TensorSpeech / TensorFlowTTS

:stuck_out_tongue_closed_eyes: TensorFlowTTS: Real-Time State-of-the-art Speech Synthesis for Tensorflow 2 (supported including English, French, Korean, Chinese, German and Easy to adapt for other languages)

https://tensorspeech.github.io/TensorFlowTTS/

Apache License 2.0

3.85k stars 815 forks source link

[WARNING] Nan problem in PostNet of FastSpeech/FastSpeech2 when using Multi-GPU. #187

Closed dathudeptrai closed 3 years ago

dathudeptrai commented 4 years ago

I just found that tf.keras.layers.experimental.SyncBatchNormalization in multi-gpu can yield nan loss sometimes. There are some issue already in github (https://github.com/tensorflow/tensorflow/issues/41980).

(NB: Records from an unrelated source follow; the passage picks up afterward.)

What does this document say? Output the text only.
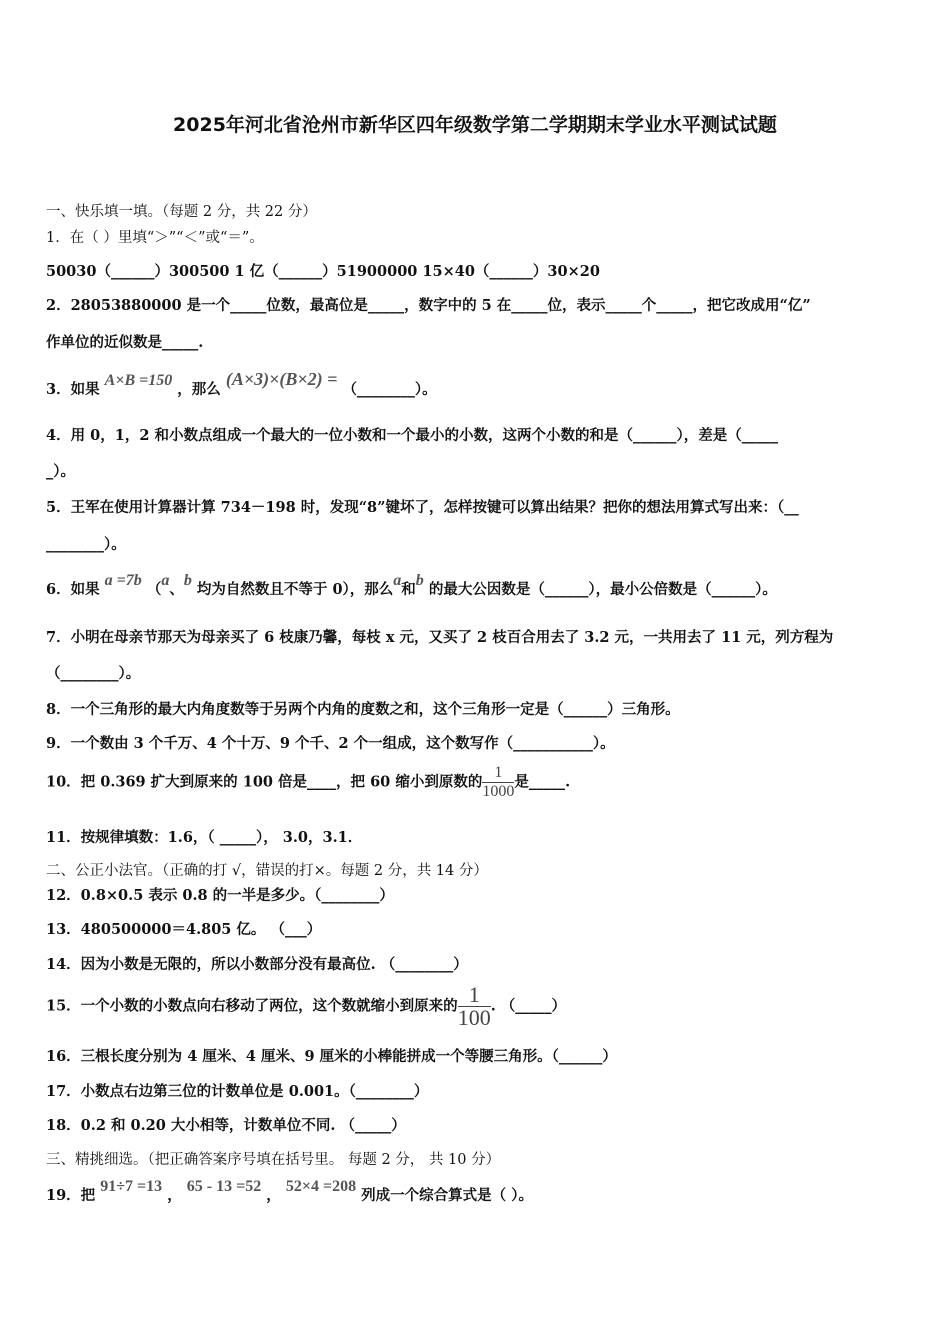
2025年河北省沧州市新华区四年级数学第二学期期末学业水平测试试题
一、快乐填一填。（每题 2 分，共 22 分）
1．在（ ）里填“＞”“＜”或“＝”。
50030（______）300500 1 亿（______）51900000 15×40（______）30×20
2．28053880000 是一个_____位数，最高位是_____，数字中的 5 在_____位，表示_____个_____，把它改成用“亿”
作单位的近似数是_____.
3．如果 A×B =150 ，那么 (A×3)×(B×2) = （________）。
4．用 0，1，2 和小数点组成一个最大的一位小数和一个最小的小数，这两个小数的和是（______），差是（_____
_）。
5．王军在使用计算器计算 734－198 时，发现“8”键坏了，怎样按键可以算出结果？把你的想法用算式写出来：（__
________）。
6．如果 a =7b （a、b 均为自然数且不等于 0），那么a和b 的最大公因数是（______），最小公倍数是（______）。
7．小明在母亲节那天为母亲买了 6 枝康乃馨，每枝 x 元，又买了 2 枝百合用去了 3.2 元，一共用去了 11 元，列方程为
（________）。
8．一个三角形的最大内角度数等于另两个内角的度数之和，这个三角形一定是（______）三角形。
9．一个数由 3 个千万、4 个十万、9 个千、2 个一组成，这个数写作（___________）。
10．把 0.369 扩大到原来的 100 倍是____，把 60 缩小到原数的 $\frac{1}{1000}$ 是_____.
11．按规律填数：1.6，（ _____）， 3.0，3.1．
二、公正小法官。（正确的打 √，错误的打×。每题 2 分，共 14 分）
12．0.8×0.5 表示 0.8 的一半是多少。（________）
13．480500000＝4.805 亿。 （___）
14．因为小数是无限的，所以小数部分没有最高位. （________）
15．一个小数的小数点向右移动了两位，这个数就缩小到原来的 $\frac{1}{100}$ . （_____）
16．三根长度分别为 4 厘米、4 厘米、9 厘米的小棒能拼成一个等腰三角形。（______）
17．小数点右边第三位的计数单位是 0.001。（________）
18．0.2 和 0.20 大小相等，计数单位不同. （_____）
三、精挑细选。（把正确答案序号填在括号里。 每题 2 分， 共 10 分）
19．把 91÷7 =13 ， 65 - 13 =52 ， 52×4 =208 列成一个综合算式是（ ）。
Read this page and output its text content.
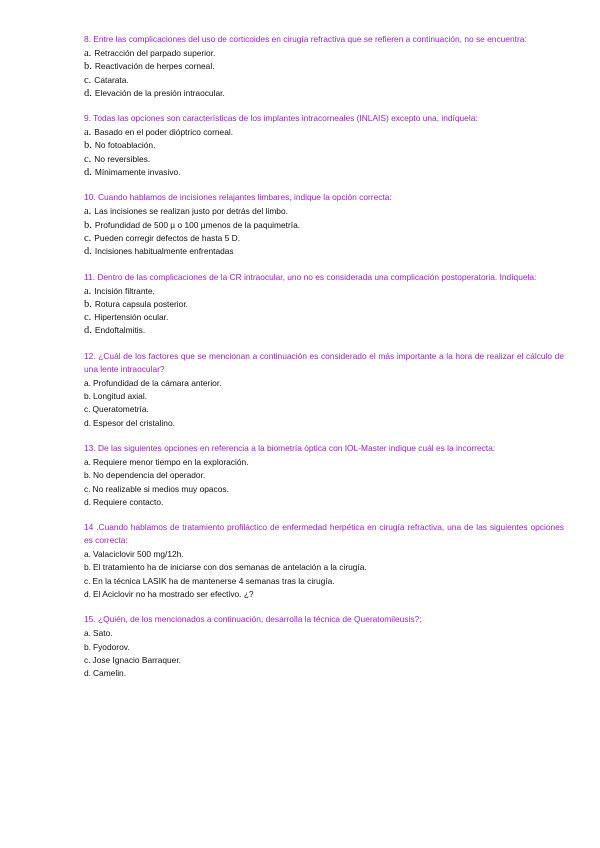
8. Entre las complicaciones del uso de corticoides en cirugía refractiva que se refieren a continuación, no se encuentra:

a. Retracción del parpado superior.

b. Reactivación de herpes corneal.

c. Catarata.

d. Elevación de la presión intraocular.

9. Todas las opciones son características de los implantes intracorneales (INLAIS) excepto una, indíquela:

a. Basado en el poder dióptrico corneal.

b. No fotoablación.

c. No reversibles.

d. Mínimamente invasivo.

10. Cuando hablamos de incisiones relajantes limbares, indique la opción correcta:

a. Las incisiones se realizan justo por detrás del limbo.

b. Profundidad de 500 µ o 100 µmenos de la paquimetría.

c. Pueden corregir defectos de hasta 5 D.

d. Incisiones habitualmente enfrentadas

11. Dentro de las complicaciones de la CR intraocular, uno no es considerada una complicación postoperatoria. Indíquela:

a. Incisión filtrante.

b. Rotura capsula posterior.

c. Hipertensión ocular.

d. Endoftalmitis.

12. ¿Cuál de los factores que se mencionan a continuación es considerado el más importante a la hora de realizar el cálculo de una lente intraocular?

a. Profundidad de la cámara anterior.

b. Longitud axial.

c. Queratometría.

d. Espesor del cristalino.

13. De las siguientes opciones en referencia a la biometría óptica con IOL-Master indique cuál es la incorrecta:

a. Requiere menor tiempo en la exploración.

b. No dependencia del operador.

c. No realizable si medios muy opacos.

d. Requiere contacto.

14 .Cuando hablamos de tratamiento profiláctico de enfermedad herpética en cirugía refractiva, una de las siguientes opciones es correcta:

a. Valaciclovir 500 mg/12h.

b. El tratamiento ha de iniciarse con dos semanas de antelación a la cirugía.

c. En la técnica LASIK ha de mantenerse 4 semanas tras la cirugía.

d. El Aciclovir no ha mostrado ser efectivo. ¿?

15. ¿Quién, de los mencionados a continuación, desarrolla la técnica de Queratomileusis?:

a. Sato.

b. Fyodorov.

c. Jose Ignacio Barraquer.

d. Camelin.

The workaround right now is simply remove postnet in FastSpeech/FastSpeech2 (if you get nan before the model convergence :D, in my case, i got nan after model convergence so everything fine :D), it doesn't hurt the performance :D. We will make the base_trainer handle the nan loss later :D.

jucaowei commented 4 years ago

sigle_gpu got the same problem

dathudeptrai commented 4 years ago

sigle_gpu got the same problem

Disble mixed precision will Fix ur problem.

jucaowei commented 4 years ago

thanks

stale[bot] commented 3 years ago

This issue has been automatically marked as stale because it has not had recent activity. It will be closed if no further activity occurs.